Des structures au rôle mystérieux
En reconstruisant l’histoire de la forêt, les scientifiques en sont arrivés à la conclusion que celle-ci s’est retrouvée dominée par du bambou pendant au moins 6 000 ans. Les premiers humains eux, seraient arrivés il y a environ 4 000 ans et auraient commencé à altérer la forêt, permettant aux palmiers de se multiplier au détriment des bambous. Plus tard, il y a entre 2 300 et 1 400 ans, de petites clairières auraient été créées dans la forêt de façon temporaire pour concevoir les géoglyphes. Dans quel but ? Ceci reste à l’heure actuelle une véritable énigme pour les spécialistes.
D’après eux, les motifs ne représenteraient pas les restes de villages, étant donné que les fouilles ont mis en évidence très peu d’artéfacts. Leur arrangement indique également qu’ils n’auraient pas été construits dans un objectif défensif. Au vu des analyses de sol, « il est probable que les géoglyphes étaient utilisés pour des fonctions similaires aux enceintes néolithiques, autrement dit comme des sites rituels de rassemblement public », à l’instar de Stonehenge, a indiqué le Dr Watling.

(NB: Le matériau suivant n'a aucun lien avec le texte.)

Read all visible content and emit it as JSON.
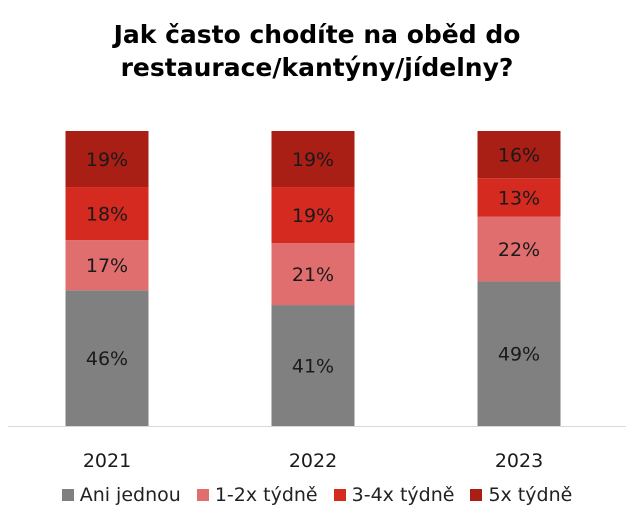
{
  "chart_data": {
    "type": "bar",
    "stacked": true,
    "percent": true,
    "title_lines": [
      "Jak často chodíte na oběd do",
      "restaurace/kantýny/jídelny?"
    ],
    "categories": [
      "2021",
      "2022",
      "2023"
    ],
    "series": [
      {
        "name": "Ani jednou",
        "color": "#808080",
        "values": [
          46,
          41,
          49
        ]
      },
      {
        "name": "1-2x týdně",
        "color": "#e06e6e",
        "values": [
          17,
          21,
          22
        ]
      },
      {
        "name": "3-4x týdně",
        "color": "#d42a20",
        "values": [
          18,
          19,
          13
        ]
      },
      {
        "name": "5x týdně",
        "color": "#a91e15",
        "values": [
          19,
          19,
          16
        ]
      }
    ],
    "ylim": [
      0,
      100
    ],
    "grid": false,
    "legend_position": "bottom"
  }
}
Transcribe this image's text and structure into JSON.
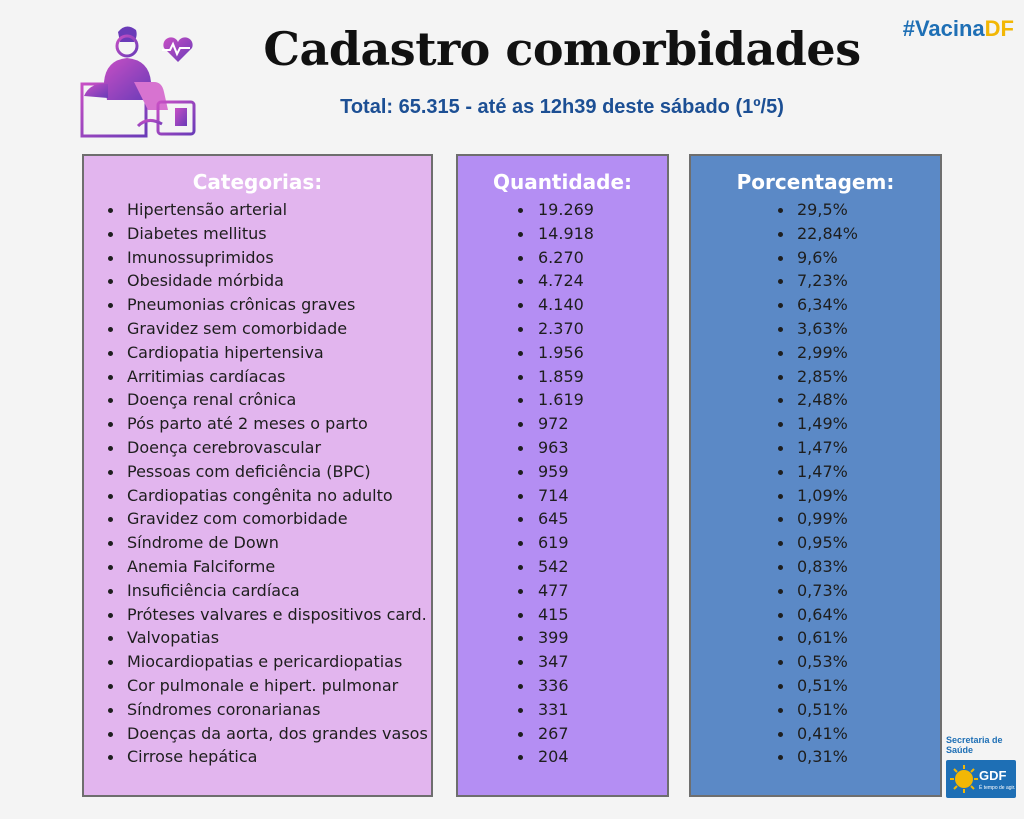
{
  "hashtag": {
    "main": "#Vacina",
    "accent": "DF"
  },
  "header": {
    "title": "Cadastro comorbidades",
    "subtitle": "Total: 65.315 - até as 12h39 deste sábado (1º/5)"
  },
  "columns": {
    "categories_label": "Categorias:",
    "quantity_label": "Quantidade:",
    "percentage_label": "Porcentagem:"
  },
  "rows": [
    {
      "categoria": "Hipertensão arterial",
      "quantidade": "19.269",
      "porcentagem": "29,5%"
    },
    {
      "categoria": "Diabetes mellitus",
      "quantidade": "14.918",
      "porcentagem": "22,84%"
    },
    {
      "categoria": "Imunossuprimidos",
      "quantidade": "6.270",
      "porcentagem": "9,6%"
    },
    {
      "categoria": "Obesidade mórbida",
      "quantidade": "4.724",
      "porcentagem": "7,23%"
    },
    {
      "categoria": "Pneumonias crônicas graves",
      "quantidade": "4.140",
      "porcentagem": "6,34%"
    },
    {
      "categoria": "Gravidez sem comorbidade",
      "quantidade": "2.370",
      "porcentagem": "3,63%"
    },
    {
      "categoria": "Cardiopatia hipertensiva",
      "quantidade": "1.956",
      "porcentagem": "2,99%"
    },
    {
      "categoria": "Arritimias cardíacas",
      "quantidade": "1.859",
      "porcentagem": "2,85%"
    },
    {
      "categoria": "Doença renal crônica",
      "quantidade": "1.619",
      "porcentagem": "2,48%"
    },
    {
      "categoria": "Pós parto até 2 meses o parto",
      "quantidade": "972",
      "porcentagem": "1,49%"
    },
    {
      "categoria": "Doença cerebrovascular",
      "quantidade": "963",
      "porcentagem": "1,47%"
    },
    {
      "categoria": "Pessoas com deficiência (BPC)",
      "quantidade": "959",
      "porcentagem": "1,47%"
    },
    {
      "categoria": "Cardiopatias congênita no adulto",
      "quantidade": "714",
      "porcentagem": "1,09%"
    },
    {
      "categoria": "Gravidez com comorbidade",
      "quantidade": "645",
      "porcentagem": "0,99%"
    },
    {
      "categoria": "Síndrome de Down",
      "quantidade": "619",
      "porcentagem": "0,95%"
    },
    {
      "categoria": "Anemia Falciforme",
      "quantidade": "542",
      "porcentagem": "0,83%"
    },
    {
      "categoria": "Insuficiência cardíaca",
      "quantidade": "477",
      "porcentagem": "0,73%"
    },
    {
      "categoria": "Próteses valvares e dispositivos card.",
      "quantidade": "415",
      "porcentagem": "0,64%"
    },
    {
      "categoria": "Valvopatias",
      "quantidade": "399",
      "porcentagem": "0,61%"
    },
    {
      "categoria": "Miocardiopatias e pericardiopatias",
      "quantidade": "347",
      "porcentagem": "0,53%"
    },
    {
      "categoria": "Cor pulmonale e hipert. pulmonar",
      "quantidade": "336",
      "porcentagem": "0,51%"
    },
    {
      "categoria": "Síndromes coronarianas",
      "quantidade": "331",
      "porcentagem": "0,51%"
    },
    {
      "categoria": "Doenças da aorta, dos grandes vasos",
      "quantidade": "267",
      "porcentagem": "0,41%"
    },
    {
      "categoria": "Cirrose hepática",
      "quantidade": "204",
      "porcentagem": "0,31%"
    }
  ],
  "footer": {
    "secretaria": "Secretaria de Saúde",
    "logo_text": "GDF",
    "logo_tagline": "É tempo de agir."
  },
  "icons": {
    "illustration": "doctor-blood-pressure-icon",
    "heart": "heart-pulse-icon",
    "logo": "gdf-logo-icon"
  },
  "colors": {
    "background": "#f4f4f4",
    "categories_panel": "#e2b5ee",
    "quantity_panel": "#b48ef3",
    "percentage_panel": "#5b89c6",
    "subtitle": "#1c4f94",
    "hashtag": "#1e6fb5",
    "hashtag_accent": "#f2b705"
  }
}
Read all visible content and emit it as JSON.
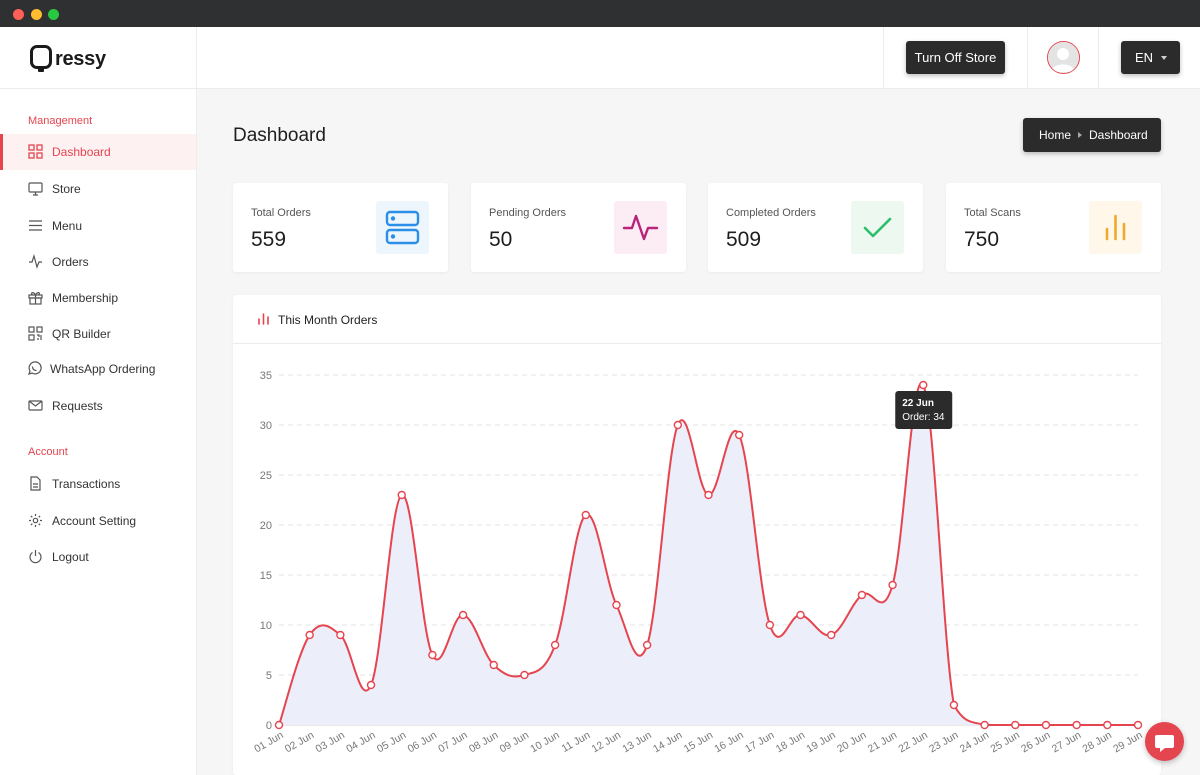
{
  "brand": {
    "name": "ressy"
  },
  "topbar": {
    "turn_off_label": "Turn Off Store",
    "language": "EN"
  },
  "sidebar": {
    "management_heading": "Management",
    "account_heading": "Account",
    "items": [
      {
        "label": "Dashboard",
        "icon": "grid-icon"
      },
      {
        "label": "Store",
        "icon": "monitor-icon"
      },
      {
        "label": "Menu",
        "icon": "menu-icon"
      },
      {
        "label": "Orders",
        "icon": "activity-icon"
      },
      {
        "label": "Membership",
        "icon": "gift-icon"
      },
      {
        "label": "QR Builder",
        "icon": "qr-icon"
      },
      {
        "label": "WhatsApp Ordering",
        "icon": "whatsapp-icon"
      },
      {
        "label": "Requests",
        "icon": "mail-icon"
      },
      {
        "label": "Transactions",
        "icon": "file-icon"
      },
      {
        "label": "Account Setting",
        "icon": "gear-icon"
      },
      {
        "label": "Logout",
        "icon": "power-icon"
      }
    ]
  },
  "page": {
    "title": "Dashboard"
  },
  "breadcrumb": {
    "home": "Home",
    "current": "Dashboard"
  },
  "stats": [
    {
      "label": "Total Orders",
      "value": "559",
      "icon": "server-icon",
      "color": "#2b8fe8",
      "bg": "#edf5fd"
    },
    {
      "label": "Pending Orders",
      "value": "50",
      "icon": "activity-icon",
      "color": "#b8237c",
      "bg": "#fbedf3"
    },
    {
      "label": "Completed Orders",
      "value": "509",
      "icon": "check-icon",
      "color": "#2bbf6a",
      "bg": "#ecf8f0"
    },
    {
      "label": "Total Scans",
      "value": "750",
      "icon": "bar-chart-icon",
      "color": "#f0a92a",
      "bg": "#fef7ea"
    }
  ],
  "chart_card": {
    "title": "This Month Orders"
  },
  "colors": {
    "accent": "#e5454f",
    "area_fill": "#eceefa",
    "dark": "#2b2b2c"
  },
  "chart_data": {
    "type": "area",
    "x": [
      "01 Jun",
      "02 Jun",
      "03 Jun",
      "04 Jun",
      "05 Jun",
      "06 Jun",
      "07 Jun",
      "08 Jun",
      "09 Jun",
      "10 Jun",
      "11 Jun",
      "12 Jun",
      "13 Jun",
      "14 Jun",
      "15 Jun",
      "16 Jun",
      "17 Jun",
      "18 Jun",
      "19 Jun",
      "20 Jun",
      "21 Jun",
      "22 Jun",
      "23 Jun",
      "24 Jun",
      "25 Jun",
      "26 Jun",
      "27 Jun",
      "28 Jun",
      "29 Jun"
    ],
    "series": [
      {
        "name": "Order",
        "values": [
          0,
          9,
          9,
          4,
          23,
          7,
          11,
          6,
          5,
          8,
          21,
          12,
          8,
          30,
          23,
          29,
          10,
          11,
          9,
          13,
          14,
          34,
          2,
          0,
          0,
          0,
          0,
          0,
          0
        ]
      }
    ],
    "ylim": [
      0,
      35
    ],
    "yticks": [
      0,
      5,
      10,
      15,
      20,
      25,
      30,
      35
    ],
    "grid": true,
    "tooltip": {
      "title": "22 Jun",
      "text": "Order: 34"
    }
  }
}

Un exemple pour des alternatives durables
Bien que cette découverte démontre que les humains altèrent la forêt depuis bien plus longtemps qu’on ne pensait, l’équipe souligne que les activités de l’époque n’ont rien à voir avec celles qui impactent aujourd’hui durement la forêt amazonienne et ont fait disparaître en quatre décennies 20% de sa surface au Brésil. « Malgré le grand nombre et la densité des sites de géoglyphes dans la région, nous pouvons être certains que les forêts de l’Acre n’ont jamais été défrichées de façon aussi étendue, ou aussi longtemps, qu’elles ne le sont depuis ces dernières années », a relevé l’archéologue. « Notre découverte […] ne doit pas être citée comme justification aux pratiques actuelles destructrices et non durables. » Au contraire, pour les spécialistes, cette découverte démontre que les activités humaines en Amazonie ne sont pas nécessairement synonymes de dégradation de la forêt. Ces anciennes pratiques pourraient ainsi servir d’exemple afin de mettre en place des alternatives plus durables et moins destructrices.